Aktanın boğazından sert bir yutkunuş sesi ilk boş arazide ardından da kulaklarımızda yankılandı.

"Anlayamıyorum. Gerçekten sen." diyerek elini Tijen'e doğru uzattı. "Sen tıpa tıp anneme benziyorsun. Hatta ikizi gibisin." dedi titreyen sesiyle

Kaşları çatılı şekilde Aktanın, ona uzattığı elini inceleyen Tijen'in alnında oluşan her bir derin yarık, aslında bize, onun ne kadar da Aktanın annesi olmadığını anlatmak istercesine ortaya çıkıp sonrasında yok oluyordu.

Tijen, yerinde hafifçe kıpırdanıp "Ben senin annen değilim çocuk." dedi anında duru sesi yırtıcı bir hayvanı andıran ses tonuna geçiş yaparken

Bakışlarım anında Aktan'a dönerken "Ama." diye mırıldandı Aktan da Tijen'e yalvarırcasına cevap verip.

Tijen ise "Ben. Senin. Annen. Değilim." dedi her kelimenin üzerinden çıldırtıcı bir yavaşlıkla geçerken. Ardından derin bir nefes alıp adımlarını Aktan'a doğru çevirdi.

Attığı her adımda güneşin sıcak ışınlarının, beyaz bedeninde dalgalanmasıyla oluşan sayısız renk geçişleriyle sanki ilahi bir bedeni andırıyordu.

En sonunda adımları ikimizin önünde durunca bakışlarındaki sertlik yerini şaşkınlığa bıraktı. Gözlerinde gezen anlam karmaşası yerini güvene bıraktığında, Tijen elini uzatıp, parmaklarını nazikçe Aktanın omuzuna dokundurdu.

"Sen koruyucusun. Ve bunu hissetmemden çok daha önemli bir kanıtın da olmalı." dedi sesi gittikçe kuvvetlenerek, Aktan ile aynı tonlara sahip gözlerini tamamen ona dikti.

Aktanın bedeni Tijen'in ona değen parmaklarıyla anında kasılırken, karmakarışık olan hisleri onu ilk gördüğü andan arınmış haldeydi. Yeniden her hissini kapalı kapılar ardına sakladı ve sesi yeniden eski tonuna kavuşarak "Ne kanıtından söz ediyorsun? Asıl senin annemin bedeninde ne işin var?" dedi tok sesiyle

Dudaklarının kenarında oluşan minik bir gülümsemeyle Tijen, "Sen güneşin torunusun.

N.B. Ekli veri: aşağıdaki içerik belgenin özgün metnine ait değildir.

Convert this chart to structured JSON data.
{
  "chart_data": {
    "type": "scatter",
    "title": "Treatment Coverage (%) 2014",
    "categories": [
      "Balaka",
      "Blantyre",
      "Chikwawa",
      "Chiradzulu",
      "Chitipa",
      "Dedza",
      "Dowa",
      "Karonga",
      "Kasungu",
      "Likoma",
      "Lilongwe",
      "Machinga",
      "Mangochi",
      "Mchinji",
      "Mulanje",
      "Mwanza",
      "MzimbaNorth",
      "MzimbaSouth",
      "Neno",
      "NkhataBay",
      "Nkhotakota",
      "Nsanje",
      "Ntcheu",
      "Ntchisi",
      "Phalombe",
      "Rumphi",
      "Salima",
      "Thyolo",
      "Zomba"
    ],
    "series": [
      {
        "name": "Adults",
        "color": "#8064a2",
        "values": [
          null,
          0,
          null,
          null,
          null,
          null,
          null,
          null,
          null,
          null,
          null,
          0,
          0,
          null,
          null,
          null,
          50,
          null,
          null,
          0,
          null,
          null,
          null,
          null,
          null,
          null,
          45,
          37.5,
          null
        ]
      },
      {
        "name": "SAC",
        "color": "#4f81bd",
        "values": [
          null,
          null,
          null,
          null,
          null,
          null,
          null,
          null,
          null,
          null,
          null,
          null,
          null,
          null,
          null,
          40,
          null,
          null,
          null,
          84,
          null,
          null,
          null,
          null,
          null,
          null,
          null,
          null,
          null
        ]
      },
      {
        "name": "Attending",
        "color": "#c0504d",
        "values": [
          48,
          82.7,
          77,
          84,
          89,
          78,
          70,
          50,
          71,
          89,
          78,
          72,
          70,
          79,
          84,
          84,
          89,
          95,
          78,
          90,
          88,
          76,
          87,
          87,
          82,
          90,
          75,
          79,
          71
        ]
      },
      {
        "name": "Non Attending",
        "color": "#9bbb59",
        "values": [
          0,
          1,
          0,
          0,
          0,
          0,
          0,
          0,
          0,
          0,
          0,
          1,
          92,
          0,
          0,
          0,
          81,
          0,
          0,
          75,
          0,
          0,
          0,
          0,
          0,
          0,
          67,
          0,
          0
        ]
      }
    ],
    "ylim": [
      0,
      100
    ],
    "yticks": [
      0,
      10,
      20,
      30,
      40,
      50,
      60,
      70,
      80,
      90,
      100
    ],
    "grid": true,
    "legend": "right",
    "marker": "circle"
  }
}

Ay'ı ışığınla parlatmaya söz verdin. Ve koruyucu görevini sen doğduğun anda bedenine işlenmesi lazımdı. Eğer burada, mühürlünün yanında bulunuyorsan." diyerek bir adım daha Aktan'a yanaştı.

İçimde aniden kuvvetlenen koruma hissimle ikisinin arasına bedenimi siper ettim. "Şu an benim soyumdan geldiğin için seni buraya çağırabildik. Biz kanımızın gücünü Güneşten değil Ay'dan alırız." diye tısladım Tijen'in yüzüne doğru.